Almost certainly, your sample data is stored multiple times within the schematic. This is something you have to watch with any bulk data - waves, bitmaps, large arrays, etc.
Almost all "green" and Ruby FlowStone components store their current values within the schematic file whenever you save it (the same for VST or EXE exports too). This makes startup very fast, as no data needs to be recalculated or moved between components, but as you see, it can take a shed-load of memory, as a "value" can be an entire sample or bitmap (or its equivalent in some other internal format). The likely culprits are any "green" Float Arrays or RubyEdits which have working copies of the data for generating displays, "normalised" versions of sample data, etc. It's not helped by the fact that some data formats can't be shared (a wave contains essentially integer data, internal audio "mems" use native float arrays, and Ruby uses "objects" - each format change implies a copy, and the copy may be stored in the file).

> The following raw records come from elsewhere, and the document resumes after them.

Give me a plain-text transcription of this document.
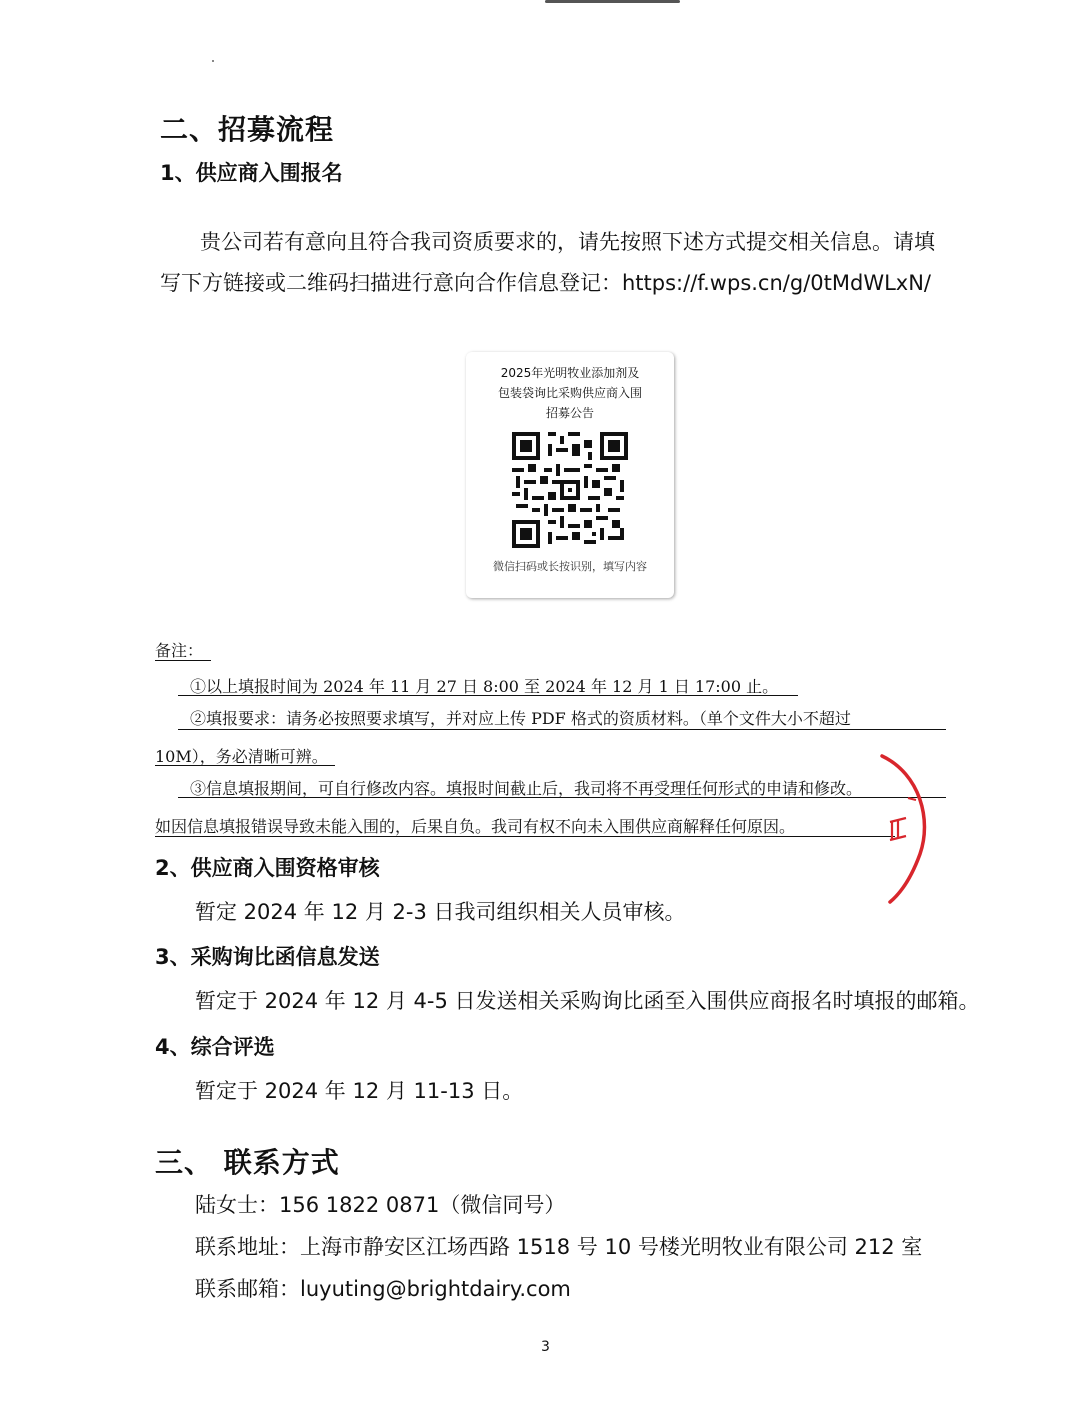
二、招募流程
1、供应商入围报名
贵公司若有意向且符合我司资质要求的，请先按照下述方式提交相关信息。请填
写下方链接或二维码扫描进行意向合作信息登记：https://f.wps.cn/g/0tMdWLxN/
2025年光明牧业添加剂及
包装袋询比采购供应商入围
招募公告
微信扫码或长按识别，填写内容
备注：
①以上填报时间为 2024 年 11 月 27 日 8:00 至 2024 年 12 月 1 日 17:00 止。
②填报要求：请务必按照要求填写，并对应上传 PDF 格式的资质材料。（单个文件大小不超过
10M），务必清晰可辨。
③信息填报期间，可自行修改内容。填报时间截止后，我司将不再受理任何形式的申请和修改。
如因信息填报错误导致未能入围的，后果自负。我司有权不向未入围供应商解释任何原因。
2、供应商入围资格审核
暂定 2024 年 12 月 2-3 日我司组织相关人员审核。
3、采购询比函信息发送
暂定于 2024 年 12 月 4-5 日发送相关采购询比函至入围供应商报名时填报的邮箱。
4、综合评选
暂定于 2024 年 12 月 11-13 日。
三、 联系方式
陆女士：156 1822 0871（微信同号）
联系地址：上海市静安区江场西路 1518 号 10 号楼光明牧业有限公司 212 室
联系邮箱：luyuting@brightdairy.com
3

The usual workaround is to save the schematic (or export) with empty wave data (or bitmaps, whatever) and restore it at startup using an "after load" primitive. Whether you want to do that depends on your objectives, of course - sometimes you really do want to "embed" the data to avoid having "sidecar" files. There are similar "after load" tricks you can use if you need to clear only certain internal copies (the "last switch" primitive is your friend here).
NB) There is a built-in optimisation for bitmaps - a single set of data is shared for any bitmap accessed by "yellow" GUI primitives (but RubyEdits will each store their own copy if they use it!!!)
PS) I must say, I'm very impressed at how quickly you are exposing some of FlowStone's most annoying "gotchas"!